I was originally of two minds as to whether the ambiguities in the factualness of Charlotte's stories works or not. Initially, After seeing the play in 2007, I thought that ambiguity hurt the play, that Charlotte would have been a more concrete character if Wright had passed some sort of judgment on her stories. But, in retrospect, leaving the ambiguities intact may have served Charlotte better. She wanted to be taken on her own terms. One of those terms being her life, her legacy as constructed through her stories. The accuracy of those stories is, in the final analysis, irrelevant.
In fact, after seeing this play, I watched a 1992 Docu-Drama on Charlotte, called I am My Own Woman (Ich bin meine eigene Frau), which is an unambiguous ode to Charlotte, totally white-washing her Stasi ties, and ending with the Bundesverdienstkreuz award. For my tastes, the play is a more effective piece, despite the presence of Charlotte herself in the film, often in conversation with the actors playing her at younger ages. It may be simply that the filmmakers were working before Charlotte's 2002 death, or, more likely, the film itself is part of the oral-history legacy she chose to leave behind.
Scenic Designers Paul Conroy and Graham Miller have chosen to put Charlotte in a plain beige set with a few suggested wall items and props to "fill out" our imaginations (one wall hanging is both a clock's pendulum and a telephone, for example). While this does create a simple scheme for scene changes and segues, it nevertheless fails to evoke the cluttered reality of Charlotte's surroundings, as the 2007 Actor's Express dark prop-heavy set did. An argument can be made that it is a play about Charlotte, and not about her 'stuff," and for some, that may be true. I would counter that her "stuff" was a major part of her character and its absence, to my mind, diminishes her. A bit. Mr. Smith does what they can here, lovingly polishing or dusting a particular piece, or launching into a history of another, but it doesn't fill the profound emptiness of the physical space.
In any case, it's been 12 years since that prior production, and few new viewers will have the elephantine (and too-often faulty) memory I brought to the show.
In any case, whether you believe Charlotte or not, you will certainly believe Peter Smith and (most of) their roster of performances. I left the play wanting to know even more about Charlotte. For the record, a grainy copy of Ich bin meine eigene Frau can be found on YouTube HERE and is worth a look if you want to see and hear the real Charlotte. (Parts of it play in the lobby before the show.) (Fair Warning -- Charlotte loved the male form, and there is some full-frontal imagery and some R-Rated scenes that are decidedly NSFW.)
Doug Wright's I am My Own Wife and Out Front Theatre's staging of it remain an exceptional glimpse into the stories of an exceptional Human, one who was able to navigate the twin-razor blades of Nazi Occupation and Communist Oppression while wearing high heels.

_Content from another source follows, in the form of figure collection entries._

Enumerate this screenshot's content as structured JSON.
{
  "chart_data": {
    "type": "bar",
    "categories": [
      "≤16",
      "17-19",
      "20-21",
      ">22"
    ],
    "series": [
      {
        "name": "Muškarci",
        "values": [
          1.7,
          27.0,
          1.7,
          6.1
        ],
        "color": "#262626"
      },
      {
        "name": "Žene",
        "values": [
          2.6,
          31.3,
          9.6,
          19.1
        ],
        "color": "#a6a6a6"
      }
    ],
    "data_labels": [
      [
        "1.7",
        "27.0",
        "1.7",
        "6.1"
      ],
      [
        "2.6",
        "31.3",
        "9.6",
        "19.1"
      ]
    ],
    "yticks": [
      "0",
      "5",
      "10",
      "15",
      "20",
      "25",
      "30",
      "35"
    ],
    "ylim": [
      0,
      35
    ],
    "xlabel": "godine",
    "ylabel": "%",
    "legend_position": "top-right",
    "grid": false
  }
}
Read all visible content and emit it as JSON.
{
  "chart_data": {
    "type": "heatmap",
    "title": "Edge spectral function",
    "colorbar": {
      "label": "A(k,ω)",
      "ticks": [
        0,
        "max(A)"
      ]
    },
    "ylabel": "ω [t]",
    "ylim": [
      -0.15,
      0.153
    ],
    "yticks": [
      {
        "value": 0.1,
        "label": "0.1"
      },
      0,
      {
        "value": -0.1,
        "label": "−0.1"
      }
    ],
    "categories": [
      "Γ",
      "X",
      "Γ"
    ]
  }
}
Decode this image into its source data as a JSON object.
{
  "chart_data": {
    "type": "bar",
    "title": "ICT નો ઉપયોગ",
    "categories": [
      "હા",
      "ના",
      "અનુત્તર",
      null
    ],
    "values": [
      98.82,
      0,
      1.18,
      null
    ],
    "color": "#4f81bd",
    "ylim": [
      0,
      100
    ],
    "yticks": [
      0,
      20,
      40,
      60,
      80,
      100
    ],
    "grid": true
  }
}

Whatever level of truthfulness propels this story, hers is truly a Survivor Song.
-- Brad Rudy (BKRudy@aol.com @bk_rudy #OutFrontTheatre #IAmMyOwnWife)
* The Gründerzeit, literally "Time of Founders," was an economic era in Germany and Austria that pre-dated the Great Stock Market Crash of 1873. A large influx of capital, reparations from the Franco-Prussian War (1870-1871), created a new generation of entrepreneurs and wealth. It was also a time of elegant Transvestite Balls and perceived loosening of anti-gay law enforcement, so Charlotte's obsession with the period should not come as a surprise. More info is HERE. For the record, a Gründerzeit is also a jim-dandy pre-show drink available at the Out Front bar.